The number of completed merger and acquisition deals decreased by 50 percent year-on-year in the first quarter of 2012 amid the global economic slowdown, suggests a report.

The report, by China Venture Group, a Chinese private equity research agency, said most mergers and acquisitions involving Chinese enterprises are now occurring in the energy and mining industries.

"Because of the global economic recession, there were fewer mergers and acquisitions in the first three months," Wan Ge, author of the report and an analyst at China Venture Group, said on Wednesday.

"But, if historical performances are any indication, the number of deals in the following quarters will increase steadily."

The first three months of the year saw only 404 finished merger and acquisition deals, 50 percent fewer than in the same period last year. Details related to 339 of those were disclosed, showing that they had a total value of 120.6 billion yuan ($19.2 billion), a decrease of 43.9 percent year-on-year, the report showed.

The first quarter saw 65 deals completed in the energy and mining industries. Those were valued at 55.9 billion yuan and accounted for 46 percent of the total value of such deals in that period.

The industries' trade value was much larger than that of manufacturing, which was the second largest industry in the ranking and took up only 7 percent of the total.

"China has a huge demand for energy and positively goes abroad to seek opportunities," Wan said. "Usually, Chinese buyers are State-owned enterprises with enough money. So the trade value of these deals is considerable."

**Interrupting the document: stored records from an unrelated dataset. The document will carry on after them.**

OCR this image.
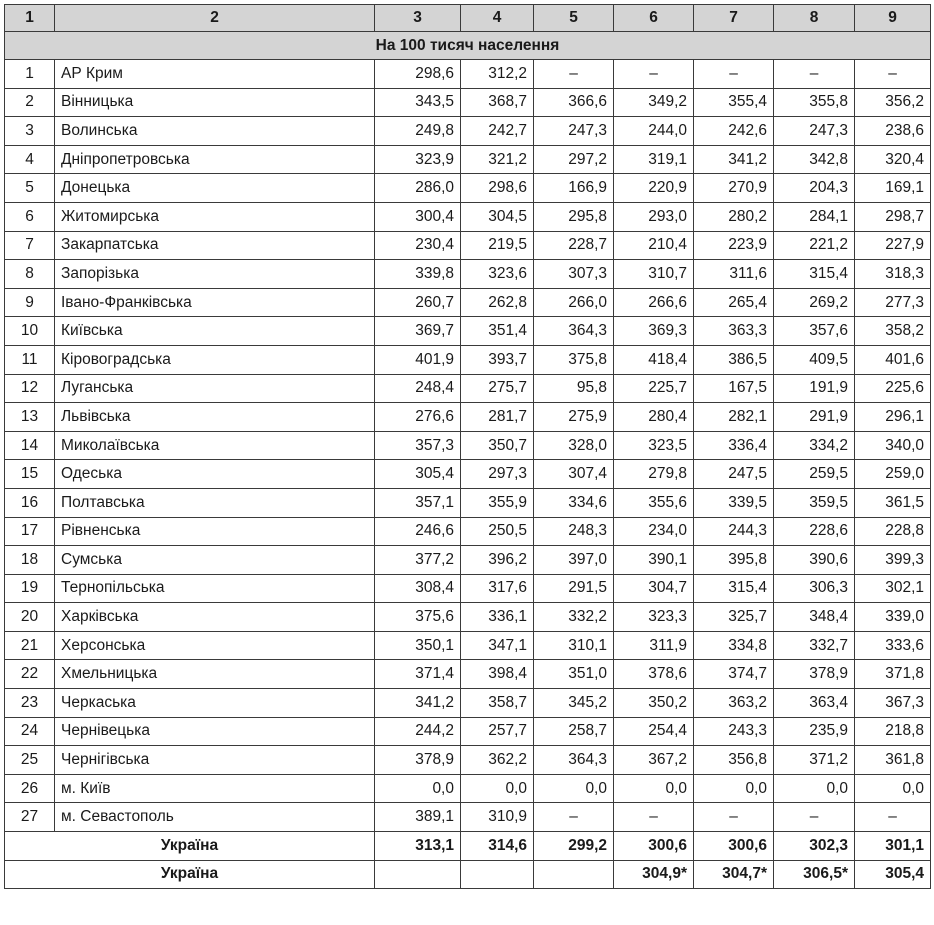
1	2	3	4	5	6	7	8	9
На 100 тисяч населення								
1	АР Крим	298,6	312,2	–	–	–	–	–
2	Вінницька	343,5	368,7	366,6	349,2	355,4	355,8	356,2
3	Волинська	249,8	242,7	247,3	244,0	242,6	247,3	238,6
4	Дніпропетровська	323,9	321,2	297,2	319,1	341,2	342,8	320,4
5	Донецька	286,0	298,6	166,9	220,9	270,9	204,3	169,1
6	Житомирська	300,4	304,5	295,8	293,0	280,2	284,1	298,7
7	Закарпатська	230,4	219,5	228,7	210,4	223,9	221,2	227,9
8	Запорізька	339,8	323,6	307,3	310,7	311,6	315,4	318,3
9	Івано-Франківська	260,7	262,8	266,0	266,6	265,4	269,2	277,3
10	Київська	369,7	351,4	364,3	369,3	363,3	357,6	358,2
11	Кіровоградська	401,9	393,7	375,8	418,4	386,5	409,5	401,6
12	Луганська	248,4	275,7	95,8	225,7	167,5	191,9	225,6
13	Львівська	276,6	281,7	275,9	280,4	282,1	291,9	296,1
14	Миколаївська	357,3	350,7	328,0	323,5	336,4	334,2	340,0
15	Одеська	305,4	297,3	307,4	279,8	247,5	259,5	259,0
16	Полтавська	357,1	355,9	334,6	355,6	339,5	359,5	361,5
17	Рівненська	246,6	250,5	248,3	234,0	244,3	228,6	228,8
18	Сумська	377,2	396,2	397,0	390,1	395,8	390,6	399,3
19	Тернопільська	308,4	317,6	291,5	304,7	315,4	306,3	302,1
20	Харківська	375,6	336,1	332,2	323,3	325,7	348,4	339,0
21	Херсонська	350,1	347,1	310,1	311,9	334,8	332,7	333,6
22	Хмельницька	371,4	398,4	351,0	378,6	374,7	378,9	371,8
23	Черкаська	341,2	358,7	345,2	350,2	363,2	363,4	367,3
24	Чернівецька	244,2	257,7	258,7	254,4	243,3	235,9	218,8
25	Чернігівська	378,9	362,2	364,3	367,2	356,8	371,2	361,8
26	м. Київ	0,0	0,0	0,0	0,0	0,0	0,0	0,0
27	м. Севастополь	389,1	310,9	–	–	–	–	–
Україна		313,1	314,6	299,2	300,6	300,6	302,3	301,1
Україна					304,9*	304,7*	306,5*	305,4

The largest energy and mining deal among the 65 came when China National Offshore Oil Corp Ltd, the country's biggest marine oil producer, announced in February that it would close on sale and purchase agreements brokered with the British oil firm Tullow Oil PLC. The agreements will enable the company to purchase a one-third interest in each of Tullow's three exploration areas in Uganda. The transaction was valued at about $1.47 billion in cash.

The number of deals that were started in the first quarter of 2012 also decreased to 712, down 40.6 percent from the same period last year. There were 576 deals that have disclosed their trade value, which came to 345 billion yuan, a 2.4 percent drop year-on-year.

Domestic merger and acquisition deals made up 87 percent of all of the deals involving Chinese enterprises in the first quarter, Wan said.

Even so, China's outbound merger and acquisition deals, though making up a smaller percentage of the total, are expected to increase in the years to come, said a report by the professional services firm Deloitte Touche Tohmatsu Ltd on Wednesday.

China's investments in emerging markets, including Brazil, Russia, India and South Africa, in particular, are likely to increase further as the country looks to tap overseas resources and expand its global presence, according to the report.

"Chinese investment enthusiasm into these countries has remained strong as economic growth in these, and other emerging markets, has remained relatively intact despite global uncertainty," said Lawrence Chia, co-chairman of Deloitte China's Global Chinese Services Group.

Between 2007 and 2008, Chinese enterprises made 43 deals in Brazil, Russia, India, and South Africa having a total value of $6.3 billion. From 2010 to 2011, that increased to 54 deals worth $23.7 billion.

Among all of the country's outbound merger and acquisition deals, the energy and resources industries also made up the largest proportion, accounting for 95 percent of the total value of the deals, the report said.

Chia said energy and resources will continue to make up the biggest percentage of Chinese merger and acquisition deals made across borders. Even so, other industries, such as manufacturing and consumer products, will take on greater weight as they expand globally, he added.